It’s unlike me to visit a grocery store looking for a specific ingredient. It’s one of the reasons I don’t like using recipes. This means I usually just go and peruse the produce, meat and seafood sections to see what looks good. After finding something that leaps out at me, I’ll round out the basket with other things that will go with whatever it was that got me all excited.
Today however, I went to Wholefoods after work in search of Chanterelle Mushrooms. You see, the fine folks at Marx Foods are having another cooking competition. The secret ingredient? You guessed, it, Chanterelle Mushrooms.
When thinking about what to do with the Chanterelles I ran through the usual gamut of cream sauces, pastas, sautes, and soups one thinks about when you think “Chanterelle”. But since none of these seemed particularly inspired and Chanterelles are mostly about texture, with a very subtle flavour, I didn’t want to do something that would overpower either.
Most tempura you get here is like beer battered fish and chips. Not that there’s anything wrong with beer battered fish (or beer battered anything for that matter), but it’s just not tempura. Tempura should be fresh seafood or vegetables with a thin coating of batter, not the other way around. The hot oil enriches and concentrates the natural flavours of whatever you’re frying while the delicate batter encases it in a crisp jacket that’s neither greasy nor heavy.
The fried mushrooms are fantastic sprinkled with a bit of smoked sea salt, but I took it one step further and used them to top a steaming bowl of soba noodles. The tempura adds depth to the broth and while it will loose some of its crispness, the batter soaks up the dashi giving it an effect not unlike the slice of baguette on top of French onion soup.

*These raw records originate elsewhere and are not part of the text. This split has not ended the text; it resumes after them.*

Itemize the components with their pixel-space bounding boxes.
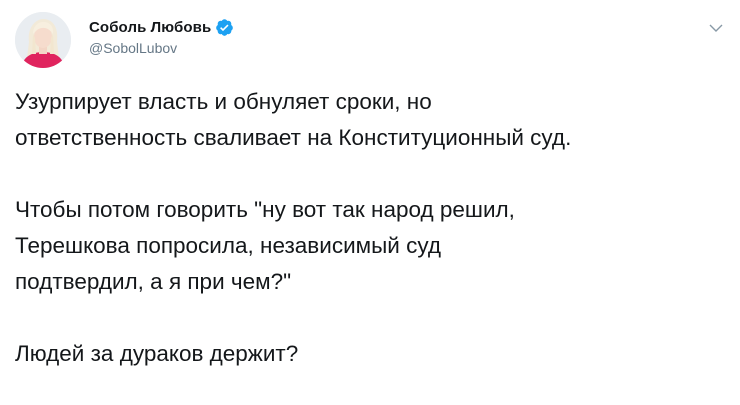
tweet-text: Узурпирует власть и обнуляет сроки, но о… [15,84,735,372]
tweet-paragraph: Людей за дураков держит? [15,336,735,372]
tweet-card: Соболь Любовь @SobolLubov Узурпирует вла… [0,0,740,405]
tweet-paragraph: Чтобы потом говорить "ну вот так народ р… [15,192,735,300]
verified-badge-icon [216,18,234,36]
tweet-line: ответственность сваливает на Конституцио… [15,125,572,150]
avatar[interactable] [15,12,71,68]
tweet-line: Терешкова попросила, независимый суд [15,233,441,258]
chevron-down-icon[interactable] [708,22,724,34]
tweet-line: подтвердил, а я при чем?" [15,269,292,294]
tweet-paragraph: Узурпирует власть и обнуляет сроки, но о… [15,84,735,156]
author-name-row[interactable]: Соболь Любовь [89,16,234,38]
author-display-name[interactable]: Соболь Любовь [89,19,211,36]
avatar-image [15,12,71,68]
tweet-line: Чтобы потом говорить "ну вот так народ р… [15,197,515,222]
author-handle[interactable]: @SobolLubov [89,40,177,56]
tweet-line: Узурпирует власть и обнуляет сроки, но [15,89,432,114]
tweet-line: Людей за дураков держит? [15,341,299,366]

The trick here is to make the broth first, then have the noodles and tempura done at exactly the same time. If the tempura sits for too long, it will get soggy, if the noodles sit for too long, they will stick together.
- First make the soup by putting the dashi, mirin, soy sauce and salt in a saucepan and bringing to a boil. Keep it warm over low heat.
Prep the Chanterelles by cleaning them thoroughly. With a small brush and paper towels. Add them to a bowl along with the onions and green beans.
Boil some water for the noodles. Get a wire rack ready for the tempura by covering it with a layer of paper towels. Make sure you have some ice cold water on hand and that the bowl your going to mix the batter in along with the flour is nice and cold (I put them in the freezer for 10 minutes).
In a cast iron or other heavy bottomed pan, add about 1" of oil. Heat the oil until it reaches 340 degrees.
Add the flour to the vegetables and toss to coat evenly. Add the cold club soda and quickly mix until a batter forms, but do not over-mix or your batter with get tough.
Put a mound of the vegetables and batter onto a spatula and then use another one to push the mound into the oil being careful not to splash. Repeat with the rest of the batter and then fry until crisp, flipping the tempura over at least once.
- To serve the soba, just put the noodles in 2 bowls, top with green onions, pour the soup over the noodles, then top with the tempura and yuzu rind.